I woke up in the morning, took my coffee to my art desk, and looked at my mistakes ready to trash them. But when I leaned in closer, they had transformed into something beautiful. The soggy black and white trees had taken on an eerie greenish hue. My husband came in and commented on how cool they looked. That’s when I realized this wasn’t a “failed experiment” at all. I thought about how it related to my life.

As someone living with a chronic illness, and really any human who has lived long enough, the lesson of the green trees is something I am always struggling with in my life. In my past working life, I was a teacher and principal who was forced out of the workforce due to MS. After that, having to stop driving forced me to stop my new life of running support groups. The life I envisioned for myself at 24 when I was diagnosed looks nothing like the life I am living now. I am not running a school or support groups and often look at my life now it is easy to perceive it as a failure of sorts. Yet when I look at my life through the lens of those green trees, I see something different.

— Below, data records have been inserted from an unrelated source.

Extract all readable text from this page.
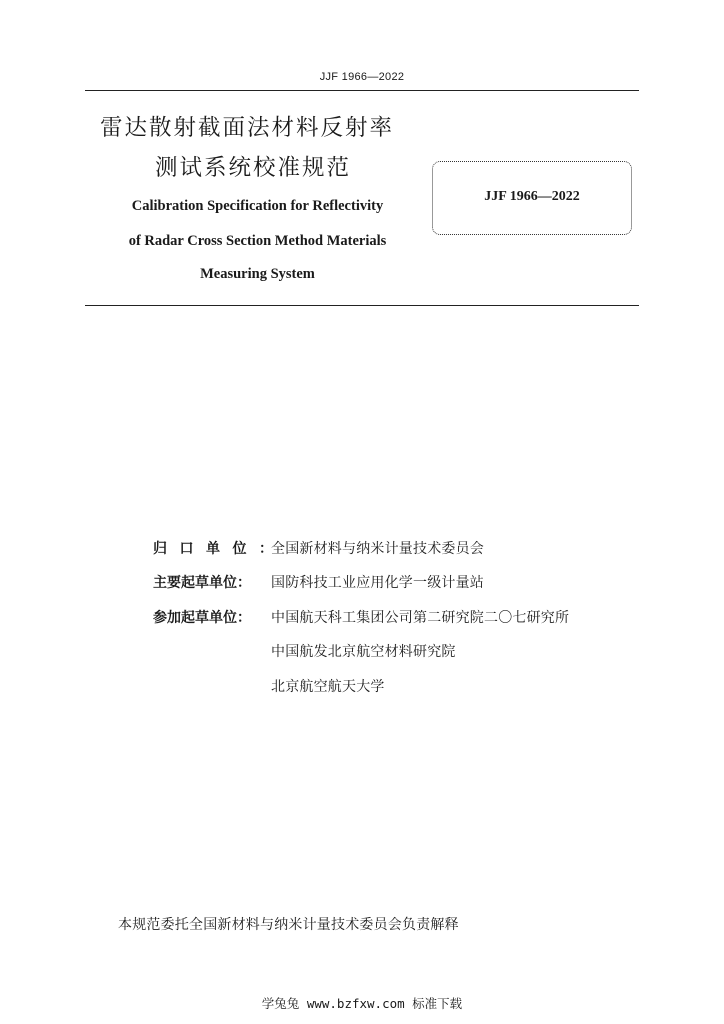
JJF 1966—2022
雷达散射截面法材料反射率
测试系统校准规范
Calibration Specification for Reflectivity
of Radar Cross Section Method Materials
Measuring System
JJF 1966—2022
归口单位：全国新材料与纳米计量技术委员会
主要起草单位： 国防科技工业应用化学一级计量站
参加起草单位： 中国航天科工集团公司第二研究院二〇七研究所
中国航发北京航空材料研究院
北京航空航天大学
本规范委托全国新材料与纳米计量技术委员会负责解释
学兔兔 www.bzfxw.com 标准下载
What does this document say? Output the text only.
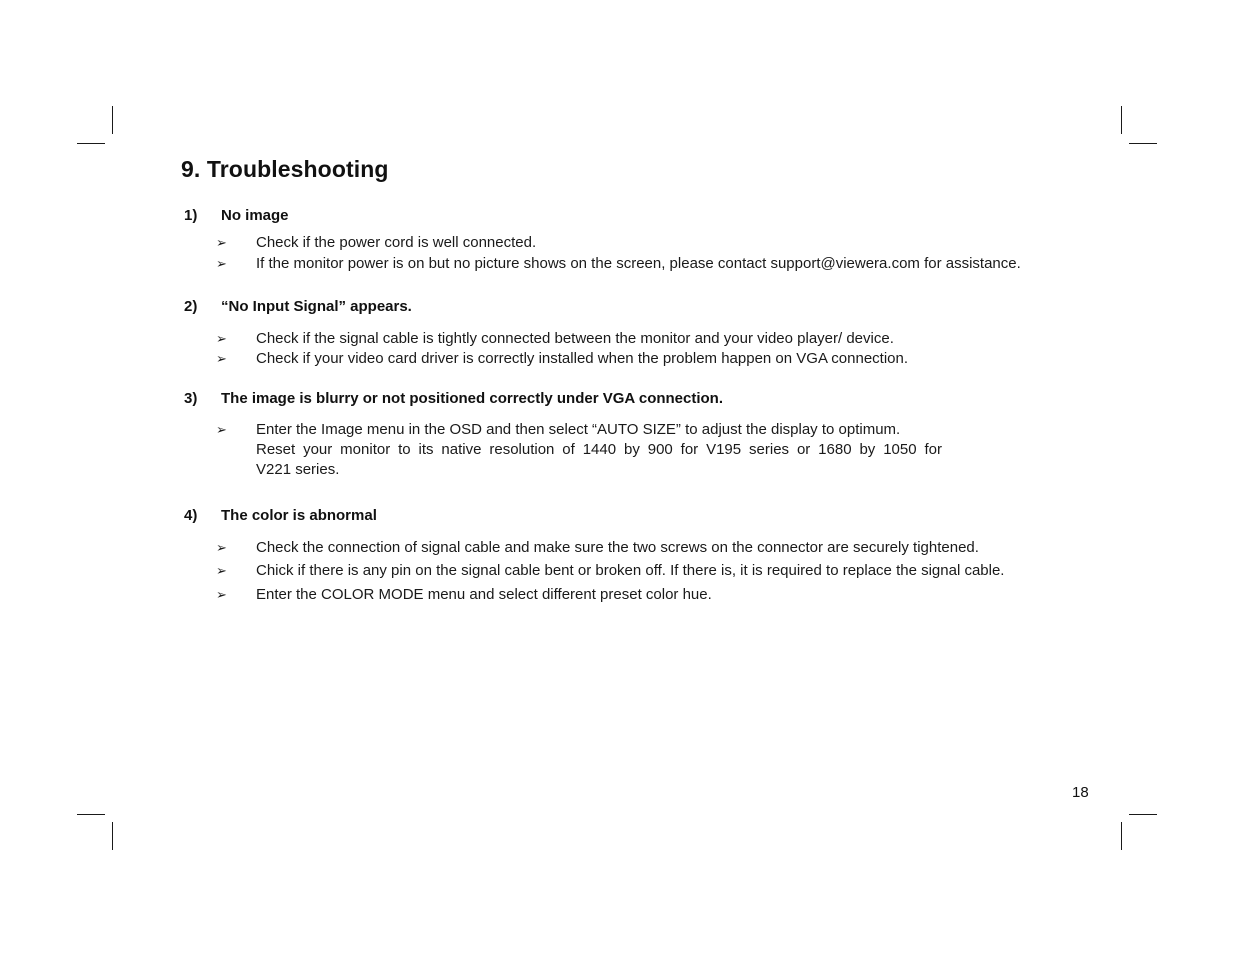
9. Troubleshooting
1) No image
➢ Check if the power cord is well connected.
➢ If the monitor power is on but no picture shows on the screen, please contact support@viewera.com for assistance.
2) “No Input Signal” appears.
➢ Check if the signal cable is tightly connected between the monitor and your video player/ device.
➢ Check if your video card driver is correctly installed when the problem happen on VGA connection.
3) The image is blurry or not positioned correctly under VGA connection.
➢ Enter the Image menu in the OSD and then select “AUTO SIZE” to adjust the display to optimum.

Reset your monitor to its native resolution of 1440 by 900 for V195 series or 1680 by 1050 for

V221 series.

4) The color is abnormal
➢ Check the connection of signal cable and make sure the two screws on the connector are securely tightened.
➢ Chick if there is any pin on the signal cable bent or broken off. If there is, it is required to replace the signal cable.
➢ Enter the COLOR MODE menu and select different preset color hue.
18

Different doesn’t always mean less than.

I see a kinder version of myself. A strong marriage. A fiercely loyal community of friends and family. A new medical team that continues to teach me about my own resilience. I even see the stubborn streak that keeps me persevering in my health as well as my art practice. I also wouldn’t have my beautiful garden full of flowers and vegetables and yes even trees, if my life hadn’t taken the turn it did.

I hope you can find your own green tree – the unexpected turn that looks like a disaster at first. Different doesn’t mean failing. Sometimes it’s just a new colour you didn’t plan for.